Fixed rate mortgages and adjustable rate mortgages are the 2 primary mortgage types. Both have advantages and disadvantages, depending on the borrower’s needs. The majority of borrowers choose a fixed rate mortgage, due to its affordability and stability. An ARM can be attractive to borrower with its lower initial payments.
FIXED RATE MORTGAGE
- A fixed-rate mortgage charges an interest rate that doesn’t change for the life of the loan.
- The most common terms are 30 year, 20 year and 15 year with the 30 year being the most popular. Because of the longer life, the payment on a 30 year is lower than other term mortgages.
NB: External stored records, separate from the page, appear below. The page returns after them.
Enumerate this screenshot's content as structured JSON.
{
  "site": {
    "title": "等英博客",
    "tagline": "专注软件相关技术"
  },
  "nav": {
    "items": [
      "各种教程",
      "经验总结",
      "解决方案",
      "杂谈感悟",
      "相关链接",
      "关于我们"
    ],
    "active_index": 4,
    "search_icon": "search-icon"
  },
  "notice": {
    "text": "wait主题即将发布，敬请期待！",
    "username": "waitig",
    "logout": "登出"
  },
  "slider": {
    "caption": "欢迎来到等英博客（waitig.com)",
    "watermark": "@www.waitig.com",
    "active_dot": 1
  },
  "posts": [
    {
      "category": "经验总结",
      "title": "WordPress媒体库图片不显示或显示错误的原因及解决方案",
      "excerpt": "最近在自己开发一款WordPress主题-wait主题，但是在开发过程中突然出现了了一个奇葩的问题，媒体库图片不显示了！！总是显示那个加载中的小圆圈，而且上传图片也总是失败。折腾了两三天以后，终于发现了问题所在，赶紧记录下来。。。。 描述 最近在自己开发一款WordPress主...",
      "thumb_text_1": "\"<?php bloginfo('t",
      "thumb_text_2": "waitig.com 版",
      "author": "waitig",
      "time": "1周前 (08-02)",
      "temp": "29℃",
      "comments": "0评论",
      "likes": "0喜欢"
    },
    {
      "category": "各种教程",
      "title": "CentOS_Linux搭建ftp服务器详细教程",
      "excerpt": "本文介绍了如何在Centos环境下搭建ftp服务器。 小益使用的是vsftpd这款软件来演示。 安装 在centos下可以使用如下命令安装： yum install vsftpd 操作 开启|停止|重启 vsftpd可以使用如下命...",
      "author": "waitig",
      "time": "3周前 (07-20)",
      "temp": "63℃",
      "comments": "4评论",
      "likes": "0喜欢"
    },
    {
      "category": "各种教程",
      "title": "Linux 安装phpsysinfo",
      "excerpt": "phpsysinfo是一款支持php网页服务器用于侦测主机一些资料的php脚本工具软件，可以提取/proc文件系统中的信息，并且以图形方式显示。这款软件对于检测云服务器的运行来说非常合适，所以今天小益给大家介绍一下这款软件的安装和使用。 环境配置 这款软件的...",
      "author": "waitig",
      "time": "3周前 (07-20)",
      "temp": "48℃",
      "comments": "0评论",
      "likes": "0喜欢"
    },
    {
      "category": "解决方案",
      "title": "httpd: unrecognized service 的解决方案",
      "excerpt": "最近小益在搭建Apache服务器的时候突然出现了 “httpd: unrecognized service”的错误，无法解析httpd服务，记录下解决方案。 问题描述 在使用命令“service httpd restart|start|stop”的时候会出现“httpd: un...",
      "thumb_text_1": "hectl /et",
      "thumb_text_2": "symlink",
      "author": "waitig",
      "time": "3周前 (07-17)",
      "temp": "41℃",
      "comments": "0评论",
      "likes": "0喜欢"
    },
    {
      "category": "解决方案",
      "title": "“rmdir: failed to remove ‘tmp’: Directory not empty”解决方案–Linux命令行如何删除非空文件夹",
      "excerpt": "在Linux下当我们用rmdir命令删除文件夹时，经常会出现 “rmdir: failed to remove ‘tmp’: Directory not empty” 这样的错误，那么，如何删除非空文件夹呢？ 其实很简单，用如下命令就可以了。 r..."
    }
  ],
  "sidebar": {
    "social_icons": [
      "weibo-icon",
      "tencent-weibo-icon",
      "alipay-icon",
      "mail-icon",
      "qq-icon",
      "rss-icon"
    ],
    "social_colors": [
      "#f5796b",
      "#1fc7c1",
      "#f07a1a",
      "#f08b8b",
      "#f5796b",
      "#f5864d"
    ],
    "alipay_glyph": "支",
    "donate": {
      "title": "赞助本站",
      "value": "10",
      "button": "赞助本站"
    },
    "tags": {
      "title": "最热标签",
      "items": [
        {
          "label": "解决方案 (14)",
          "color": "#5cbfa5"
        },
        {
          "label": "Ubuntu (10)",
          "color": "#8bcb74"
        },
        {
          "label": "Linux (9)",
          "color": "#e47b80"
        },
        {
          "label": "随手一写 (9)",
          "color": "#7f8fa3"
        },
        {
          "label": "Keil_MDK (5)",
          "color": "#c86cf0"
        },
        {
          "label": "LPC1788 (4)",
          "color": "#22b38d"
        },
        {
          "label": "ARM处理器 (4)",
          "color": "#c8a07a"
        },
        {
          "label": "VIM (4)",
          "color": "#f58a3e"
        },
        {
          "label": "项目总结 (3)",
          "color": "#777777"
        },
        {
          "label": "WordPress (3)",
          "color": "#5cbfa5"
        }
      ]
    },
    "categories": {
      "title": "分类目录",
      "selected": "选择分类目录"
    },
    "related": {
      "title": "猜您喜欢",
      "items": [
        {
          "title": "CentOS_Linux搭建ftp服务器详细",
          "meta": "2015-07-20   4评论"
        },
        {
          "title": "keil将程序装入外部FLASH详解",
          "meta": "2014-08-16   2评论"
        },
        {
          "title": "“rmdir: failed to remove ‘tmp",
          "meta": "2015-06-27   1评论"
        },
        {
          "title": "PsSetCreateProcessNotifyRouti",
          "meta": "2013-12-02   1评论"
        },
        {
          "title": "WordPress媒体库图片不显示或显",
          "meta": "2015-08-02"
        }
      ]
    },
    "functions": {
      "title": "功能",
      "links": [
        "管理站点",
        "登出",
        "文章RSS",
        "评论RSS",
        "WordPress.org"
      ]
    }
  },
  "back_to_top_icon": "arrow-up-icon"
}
The shorter the term, the higher the payment.
- Main advantage of a fixed-rate mortgage is the payment remains the same which makes budgeting easier for the borrower.
- Borrower doesn’t need to worry about interest rate fluctuations.
- A disadvantage is when interest rates are high, qualifying for a mortgage can be more difficult as the payment is higher.
ADJUSTABLE RATE MORTGAGE
- Interest rate is fixed for a specific time period and will adjust after the initial fixed period is completed. After the initial fixed period, the lender will apply a new rate based on the index plus a set margin. The fixed rate period is typically between 3 and 10 years. The shorter the fixed period will generally have the lower interest rate.
- Most ARMS have limits on how much the interest rate can change following the fixed period and the maximum rate that can be charged.
- Assume a lender is offering the following: 5/1 Libor ARM at 3.5% with 2/2/5 caps.
5/1: The initial rate on the loan is 3.5% for 5 years
5/1: After 5 years, the interest rate can adjust once a year
Libor: The annual rate adjustment is based on changes in the 1 year Libor rate.
2/2/5 Caps: The 1st number is the maximum adjustment allowed the 1st time the rate adjusts in year 6 or 2%. The maximum interest rate can’t be higher than 5.5%.
2/2/5 Caps: The 2nd number is the maximum adjustment allowed for each annual adjustment beginning in year 7. The interest rate can’t adjust more than 2% above or below the rate in the previous year.
2/2/5 Caps: The 3rd number is the maximum adjustment overall. The interest rate can never go higher than 8.5% in this example (3.5% + 5% = 8.5%)
- Main advantage is a lower initial payment. This might be an excellent choice if borrower plans to resell during the fixed period.
- If borrower believes that interest rates will stay near current levels or go lower, and ARM may also be a good option.
- In a rising interest environment, a borrower will be faced with increased payments and might be forced to refinance.